Not even working in retail for three years, where Christmas starts in October and customers fight it out over the final turkeys, dampens my spirits. I start wrapping presents in October and sneakily filling my ears with Slade and Band Aid weeks before December rears its bitterly cold head.
The warming family atmosphere as the winter spice candles flicker on the windowsill is enough to make even the most cold hearted individual smile.
Serving up pigs in blankets and stuffing as crackers are pulled and awful jokes are sniggered at makes my entire year.
In short, just simply seeing people happy puts a smile on my face; the festive backdrop definitely helps though.

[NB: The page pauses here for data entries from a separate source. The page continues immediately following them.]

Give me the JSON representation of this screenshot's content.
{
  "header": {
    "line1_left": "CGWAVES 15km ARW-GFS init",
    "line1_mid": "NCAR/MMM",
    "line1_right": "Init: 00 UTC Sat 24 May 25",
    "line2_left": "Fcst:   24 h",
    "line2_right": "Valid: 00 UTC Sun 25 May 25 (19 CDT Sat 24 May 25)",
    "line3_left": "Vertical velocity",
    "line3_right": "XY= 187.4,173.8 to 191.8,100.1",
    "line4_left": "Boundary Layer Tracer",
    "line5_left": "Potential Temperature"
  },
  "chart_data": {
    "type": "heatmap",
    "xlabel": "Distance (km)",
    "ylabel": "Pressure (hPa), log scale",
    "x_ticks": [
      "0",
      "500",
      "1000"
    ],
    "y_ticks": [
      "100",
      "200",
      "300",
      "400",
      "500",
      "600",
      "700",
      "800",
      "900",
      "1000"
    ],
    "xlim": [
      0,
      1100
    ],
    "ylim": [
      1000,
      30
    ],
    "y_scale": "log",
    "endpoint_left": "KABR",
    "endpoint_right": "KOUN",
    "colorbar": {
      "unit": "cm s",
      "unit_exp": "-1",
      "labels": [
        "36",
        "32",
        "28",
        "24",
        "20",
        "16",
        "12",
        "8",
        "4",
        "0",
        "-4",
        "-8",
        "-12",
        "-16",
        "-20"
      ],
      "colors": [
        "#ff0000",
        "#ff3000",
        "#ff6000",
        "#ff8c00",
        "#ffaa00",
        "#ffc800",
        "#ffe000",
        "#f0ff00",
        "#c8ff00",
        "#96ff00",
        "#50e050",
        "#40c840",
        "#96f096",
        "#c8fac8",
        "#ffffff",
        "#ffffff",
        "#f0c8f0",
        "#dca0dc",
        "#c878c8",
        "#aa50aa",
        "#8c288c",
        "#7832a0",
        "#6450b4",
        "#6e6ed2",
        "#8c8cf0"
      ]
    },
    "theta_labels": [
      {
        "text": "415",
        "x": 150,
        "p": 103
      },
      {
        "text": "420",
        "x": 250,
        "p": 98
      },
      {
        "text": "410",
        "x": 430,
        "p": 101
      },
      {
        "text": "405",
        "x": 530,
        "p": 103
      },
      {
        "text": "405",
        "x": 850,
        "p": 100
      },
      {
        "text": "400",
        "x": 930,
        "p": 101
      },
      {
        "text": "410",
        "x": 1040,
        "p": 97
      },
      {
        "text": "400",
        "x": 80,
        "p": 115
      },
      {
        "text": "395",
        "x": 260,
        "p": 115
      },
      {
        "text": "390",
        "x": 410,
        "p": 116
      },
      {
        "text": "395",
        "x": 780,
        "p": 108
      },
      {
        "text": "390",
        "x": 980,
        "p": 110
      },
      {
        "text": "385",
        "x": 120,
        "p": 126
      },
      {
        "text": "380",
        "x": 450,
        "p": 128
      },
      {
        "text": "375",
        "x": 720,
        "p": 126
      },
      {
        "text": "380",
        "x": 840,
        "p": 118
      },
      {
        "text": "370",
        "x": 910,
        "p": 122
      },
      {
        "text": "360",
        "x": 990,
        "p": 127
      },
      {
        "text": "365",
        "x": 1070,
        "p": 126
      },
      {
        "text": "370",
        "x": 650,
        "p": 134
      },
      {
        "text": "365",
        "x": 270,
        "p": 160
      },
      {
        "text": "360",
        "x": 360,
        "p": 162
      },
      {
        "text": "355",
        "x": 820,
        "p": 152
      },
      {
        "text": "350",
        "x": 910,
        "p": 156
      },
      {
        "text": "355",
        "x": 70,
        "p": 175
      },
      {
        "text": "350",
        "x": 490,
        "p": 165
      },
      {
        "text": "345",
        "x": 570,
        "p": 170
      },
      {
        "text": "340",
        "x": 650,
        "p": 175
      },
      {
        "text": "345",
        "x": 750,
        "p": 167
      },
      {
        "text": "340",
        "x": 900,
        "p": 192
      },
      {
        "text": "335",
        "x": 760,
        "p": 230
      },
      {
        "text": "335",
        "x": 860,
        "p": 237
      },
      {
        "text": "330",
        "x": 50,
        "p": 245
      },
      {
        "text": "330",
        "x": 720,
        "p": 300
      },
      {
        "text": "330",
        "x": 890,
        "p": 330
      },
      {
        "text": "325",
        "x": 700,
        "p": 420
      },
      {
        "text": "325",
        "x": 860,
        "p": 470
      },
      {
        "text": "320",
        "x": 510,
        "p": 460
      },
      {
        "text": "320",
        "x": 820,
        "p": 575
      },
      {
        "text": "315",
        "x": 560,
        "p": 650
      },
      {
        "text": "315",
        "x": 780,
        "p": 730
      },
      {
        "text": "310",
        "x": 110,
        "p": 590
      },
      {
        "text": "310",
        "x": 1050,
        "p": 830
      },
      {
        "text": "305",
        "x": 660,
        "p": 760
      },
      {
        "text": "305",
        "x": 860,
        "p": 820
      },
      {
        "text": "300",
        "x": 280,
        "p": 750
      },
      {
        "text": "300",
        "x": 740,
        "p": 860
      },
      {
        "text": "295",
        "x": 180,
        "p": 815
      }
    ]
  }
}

When the evening comes to an end and everyone has collapsed in a food coma I cannot help but feel warm and content. As grandparents snooze on the sofa and parents drunkenly discuss their childhood memories with Christmas music ringing in their ears, life feels perfectly balanced.
I bombard the scrooges of festivity with Christmas carols and tinsel knowing that when Christmas eve rolls round and everyone gathers together filled with cheer, even the grouchiest of Grinches will inwardly smile as they become hysterical watching Home Alone while finishing off the Quality Streets.
I am constantly harassed by eye rolls from grizzly Grinches, ready waiting to rain on my parade with their ‘you’re not a child anymore’ speeches urging me to grow up.
No, I am not a child but regardless of this very obvious fact, all I want to do is bathe in Christmas magic. Much like that awful sweatshirt your Nan makes you every year Christmas celebrations are for life, not just for our childhood.